RKUHP juga masih mencantumkan pasal-pasal terkait kohabitasi, yang berpotensi menerobos ruang privat sipil. Heri mencontohkan pasal ancaman pidana 1 tahun penjara bagi pelaku hubungan seksual di luar nikah.

“Itu kan terlalu offside bagi saya, ketika negara mengurusi satu hal yang sangat privat bagi negaranya,” ujar Heri.

Baca Juga: Dari Bandung Menyusuri Kampung-kampung Pinggiran di Cianjur yang Terdampak Gempa
Aksi Guru Honorer Lulus Passing Grade Minta Kejelasan Nasib
Lagi-lagi Teror untuk Eva Eryani di Tamansari

Merampas Hak-hak Minoritas dan Perempuan

Maulida Zahra Kamila, dari bidang Advokasi dan Penanganan Kasus LBH Bandung menyoroti pasal-pasal dalam RKUHP yang akan berdampak pada perempuan korban kekerasan seksual. RKUHP masih mengatur pasal pidana pada kasus perkosaan, yang dikhawatirkan tumpang tindih dengan UU Tidak Pidana Kekerasan Seksual.
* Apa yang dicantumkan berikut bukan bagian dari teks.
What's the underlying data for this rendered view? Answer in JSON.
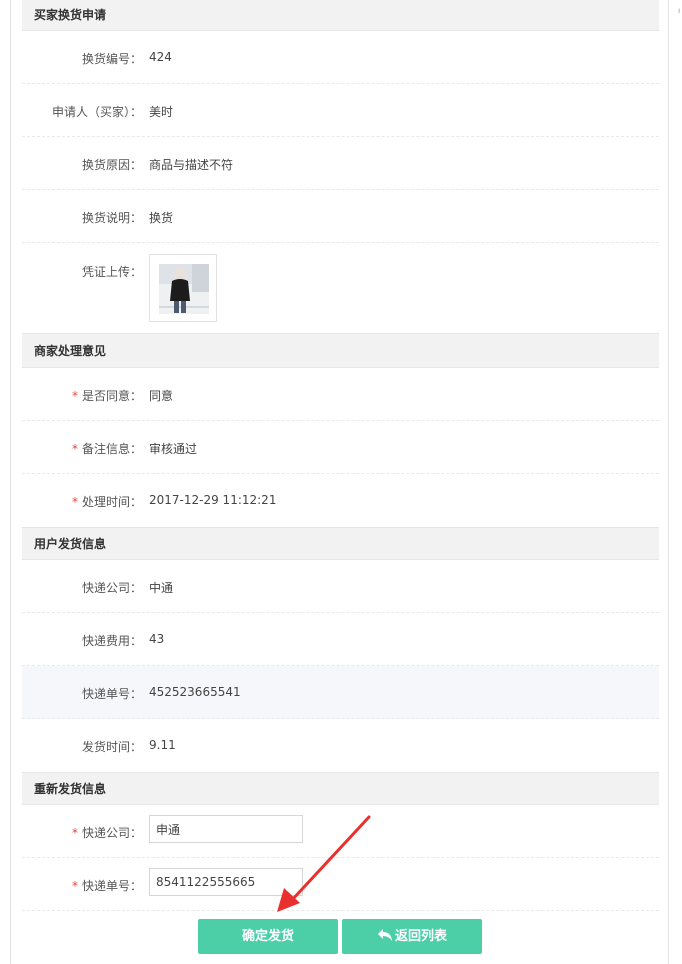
{
  "sections": {
    "buyer": {
      "title": "买家换货申请",
      "exchange_no_label": "换货编号：",
      "exchange_no": "424",
      "applicant_label": "申请人（买家）：",
      "applicant": "美时",
      "reason_label": "换货原因：",
      "reason": "商品与描述不符",
      "desc_label": "换货说明：",
      "desc": "换货",
      "voucher_label": "凭证上传："
    },
    "merchant": {
      "title": "商家处理意见",
      "agree_label": "是否同意：",
      "agree": "同意",
      "remark_label": "备注信息：",
      "remark": "审核通过",
      "time_label": "处理时间：",
      "time": "2017-12-29 11:12:21"
    },
    "user_ship": {
      "title": "用户发货信息",
      "company_label": "快递公司：",
      "company": "中通",
      "fee_label": "快递费用：",
      "fee": "43",
      "tracking_label": "快递单号：",
      "tracking": "452523665541",
      "ship_time_label": "发货时间：",
      "ship_time": "9.11"
    },
    "reship": {
      "title": "重新发货信息",
      "company_label": "快递公司：",
      "company_value": "申通",
      "tracking_label": "快递单号：",
      "tracking_value": "8541122555665"
    }
  },
  "required_mark": "*",
  "buttons": {
    "confirm": "确定发货",
    "back": "返回列表"
  },
  "colors": {
    "accent": "#4ccfa7",
    "required": "#e24b3b",
    "arrow": "#e8312f"
  }
}
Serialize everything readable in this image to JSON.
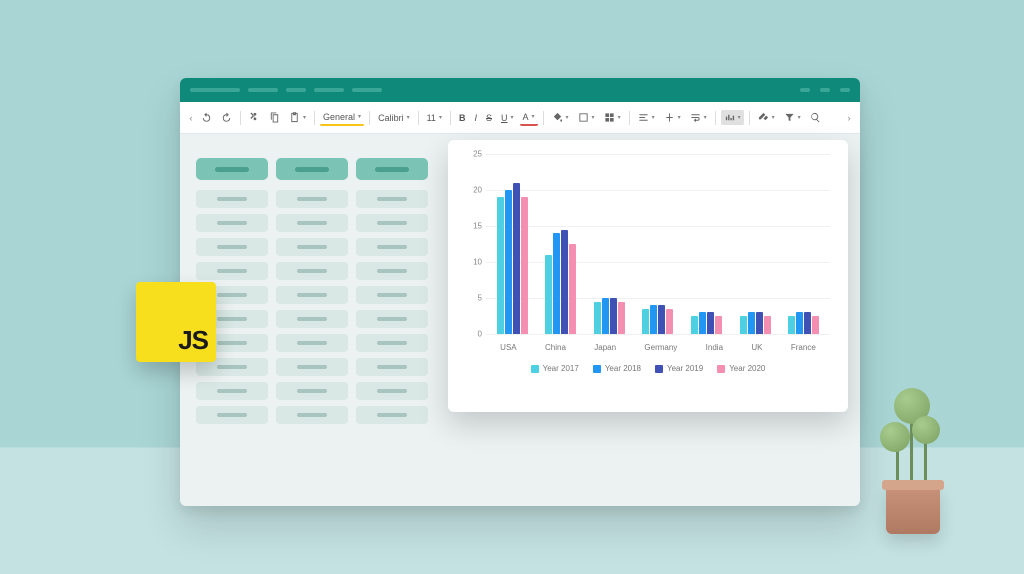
{
  "titlebar": {
    "pills": 5
  },
  "ribbon": {
    "numberFormat": "General",
    "fontName": "Calibri",
    "fontSize": "11",
    "bold": "B",
    "italic": "I",
    "strike": "S",
    "underline": "U",
    "fontColor": "A"
  },
  "spreadsheet": {
    "columns": 3,
    "rows": 10
  },
  "js_badge": "JS",
  "chart_data": {
    "type": "bar",
    "categories": [
      "USA",
      "China",
      "Japan",
      "Germany",
      "India",
      "UK",
      "France"
    ],
    "series": [
      {
        "name": "Year 2017",
        "color": "#4dd0e1",
        "values": [
          19,
          11,
          4.5,
          3.5,
          2.5,
          2.5,
          2.5
        ]
      },
      {
        "name": "Year 2018",
        "color": "#2196f3",
        "values": [
          20,
          14,
          5,
          4,
          3,
          3,
          3
        ]
      },
      {
        "name": "Year 2019",
        "color": "#3f51b5",
        "values": [
          21,
          14.5,
          5,
          4,
          3,
          3,
          3
        ]
      },
      {
        "name": "Year 2020",
        "color": "#f48fb1",
        "values": [
          19,
          12.5,
          4.5,
          3.5,
          2.5,
          2.5,
          2.5
        ]
      }
    ],
    "y_ticks": [
      0,
      5,
      10,
      15,
      20,
      25
    ],
    "ylim": [
      0,
      25
    ],
    "title": "",
    "xlabel": "",
    "ylabel": ""
  }
}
“Apalagi perempuan, kayak menurut aku udah dalam sistem sekarang pun KUHP sebegini pun sudah sulit, ditambah RKUHP ya kelompok-kelompok minoritas lainnya pun aku rasa akan semakin sulit,” ujar Maulida.
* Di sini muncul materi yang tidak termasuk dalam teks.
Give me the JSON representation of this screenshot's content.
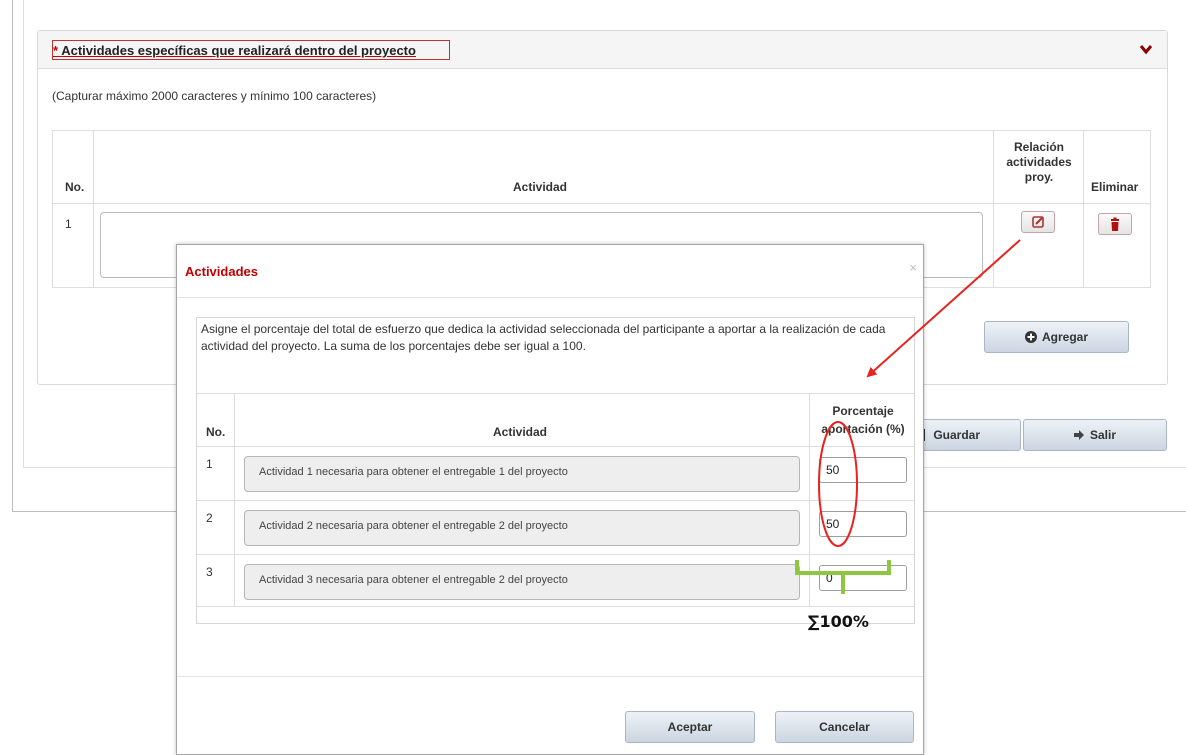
{
  "panel": {
    "required_mark": "*",
    "title": "Actividades específicas que realizará dentro del proyecto",
    "capture_note": "(Capturar máximo 2000 caracteres y mínimo 100 caracteres)"
  },
  "bg_table": {
    "headers": {
      "no": "No.",
      "actividad": "Actividad",
      "relacion": [
        "Relación",
        "actividades",
        "proy."
      ],
      "eliminar": "Eliminar"
    },
    "rows": [
      {
        "no": "1",
        "actividad": ""
      }
    ]
  },
  "buttons": {
    "agregar": "Agregar",
    "guardar": "Guardar",
    "salir": "Salir"
  },
  "modal": {
    "title": "Actividades",
    "close": "×",
    "instructions": "Asigne el porcentaje del total de esfuerzo que dedica la actividad seleccionada del participante a aportar a la realización de cada actividad del proyecto. La suma de los porcentajes debe ser igual a 100.",
    "table_headers": {
      "no": "No.",
      "actividad": "Actividad",
      "porcentaje": [
        "Porcentaje",
        "aportación (%)"
      ]
    },
    "rows": [
      {
        "no": "1",
        "actividad": "Actividad 1 necesaria para obtener el entregable 1 del proyecto",
        "porcentaje": "50"
      },
      {
        "no": "2",
        "actividad": "Actividad 2 necesaria para obtener el entregable 2 del proyecto",
        "porcentaje": "50"
      },
      {
        "no": "3",
        "actividad": "Actividad 3 necesaria para obtener el entregable 2 del proyecto",
        "porcentaje": "0"
      }
    ],
    "aceptar": "Aceptar",
    "cancelar": "Cancelar"
  },
  "annotation": {
    "sum_label": "∑100%"
  },
  "colors": {
    "title_red": "#c00000",
    "arrow_red": "#e8231d",
    "bracket_green": "#8dc63f",
    "button_blue_top": "#eef2f7",
    "button_blue_bottom": "#cbd5e1"
  },
  "icons": [
    "chevron-down-icon",
    "edit-icon",
    "trash-icon",
    "plus-circle-icon",
    "save-icon",
    "exit-icon",
    "close-icon"
  ]
}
RKHUP juga berpotensi melanggar HAM karena masuk terlalu jauh mengatur ruang-ruang privat masyarakat.

“Kelompok rentan apapun pasti disulitkan banget, mau disabilitas, mau perempuan, teman dengan identitas gender apapun itu jadi persoalan baru karena kemungkinan turunan-turunannya bakal jadi lebih mendiskriminasi ke teman-teman yang rentan.”

Ressy Rizki Utari, salah satu peserta aksi punya kekhawatiran yang sama. RKHUP pada akhirnya akan berdampak pada perempuan. RKUHP dinilainya berbahaya terhadap masyarakat yang rentan, dan tidak punya kuasa.

“Yang sangat mudah untuk dipersekusi, itu perempuan justru menjadi kaum yang paling mungkin kedepannya sangat mudah dipidana dengan pasal-pasal yang sekarang ada di RKUHP.”